Mbah Kyai Hamid selalu
memberikan perhatian penuh kepada siapa pun yang datang ke tempat beliau. Hingga
pada tahun 1960an, Mbah Kyai Hamid diakui sebagai wali dengan taraf muttafaq
alaih. Istilah berasal dari Gus Mus untuk seseorang yang diakui kewaliannya
berdasarkan kesepakatan semua orang, termasuk mereka yang sebelumnya tidak
mengakui.
Karomah
Keistimewaan Hamid
sudah dirasakan sang ayah dan kakek sejak usianya menginjak sembilan tahun. Tepatnya,
saat beliau pergi berhaji dengan sang kakek dan para saudara. Diceritakan dalam
biografi Mbah Kyai Hamid Pasuruan,
konon Hamid bertemu dengan Rasulullah SAW di Mekah. Sayang, sang kakek tidak
menyaksikan peristiwa tersebut.
Masih ada keistimewaan
lain yang dimiliki oleh beliau, salah satunya yaitu kemampuan untuk berada di tempat
berbeda dalam satu waktu. Hal ini sudah dibuktikan oleh beberapa orang yang
juga diberi keistimewaan oleh Allah untuk melihat sisi Mbah Kyai Hamid
tersebut. Tak hanya sampai di situ, masih banyak karomah yang dimiliki Mbah
Kyai Hamid.
Beberapa di antaranya
terungkap dari orang-orang yang pernah bertemu secara langsung dengan beliau.

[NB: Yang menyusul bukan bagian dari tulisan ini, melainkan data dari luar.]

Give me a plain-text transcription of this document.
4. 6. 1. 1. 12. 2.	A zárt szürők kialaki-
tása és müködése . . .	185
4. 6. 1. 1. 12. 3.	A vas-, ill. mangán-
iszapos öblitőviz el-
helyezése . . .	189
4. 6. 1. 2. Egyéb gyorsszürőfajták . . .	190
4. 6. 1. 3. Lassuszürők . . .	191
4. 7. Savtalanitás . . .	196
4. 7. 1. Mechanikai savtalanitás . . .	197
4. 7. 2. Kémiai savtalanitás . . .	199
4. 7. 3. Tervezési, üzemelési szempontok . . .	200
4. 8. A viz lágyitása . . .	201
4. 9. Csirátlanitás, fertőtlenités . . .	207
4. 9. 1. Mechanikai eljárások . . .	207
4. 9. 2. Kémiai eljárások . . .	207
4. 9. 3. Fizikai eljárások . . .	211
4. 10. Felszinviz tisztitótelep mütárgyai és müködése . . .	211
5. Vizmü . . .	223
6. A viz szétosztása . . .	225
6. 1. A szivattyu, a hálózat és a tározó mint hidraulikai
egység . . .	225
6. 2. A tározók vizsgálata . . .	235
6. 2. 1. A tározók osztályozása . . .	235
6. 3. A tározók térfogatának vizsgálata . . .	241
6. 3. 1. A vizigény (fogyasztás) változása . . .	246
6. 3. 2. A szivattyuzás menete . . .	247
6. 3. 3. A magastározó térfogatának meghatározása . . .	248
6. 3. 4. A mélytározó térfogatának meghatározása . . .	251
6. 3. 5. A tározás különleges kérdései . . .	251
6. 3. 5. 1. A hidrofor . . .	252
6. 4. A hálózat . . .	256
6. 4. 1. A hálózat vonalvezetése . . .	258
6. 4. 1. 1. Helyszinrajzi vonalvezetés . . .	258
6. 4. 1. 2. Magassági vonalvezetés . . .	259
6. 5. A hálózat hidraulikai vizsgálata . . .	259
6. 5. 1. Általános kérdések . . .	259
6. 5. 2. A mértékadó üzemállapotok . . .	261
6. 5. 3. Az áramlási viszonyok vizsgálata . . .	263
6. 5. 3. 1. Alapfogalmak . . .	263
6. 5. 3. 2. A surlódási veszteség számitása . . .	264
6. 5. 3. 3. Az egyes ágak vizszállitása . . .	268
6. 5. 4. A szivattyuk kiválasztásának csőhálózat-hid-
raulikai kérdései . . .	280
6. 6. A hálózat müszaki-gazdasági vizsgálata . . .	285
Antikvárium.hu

Jika ingin mengetahui kisah selengkapnya, bacalah biografi Mbah Kyai Hamid Pasuruan. Semoga secuil kisah ini dapat menjadi inspirasi bagi siapa pun
untuk senantiasa merendahkan hati. Sebab, rendah hati tidak sama dengan
merendahkan diri sendiri.
Posting Komentar untuk "Biografi Mbah Kyai Hamid Pasuruan: Perjalanan Hidup dan Kewalian"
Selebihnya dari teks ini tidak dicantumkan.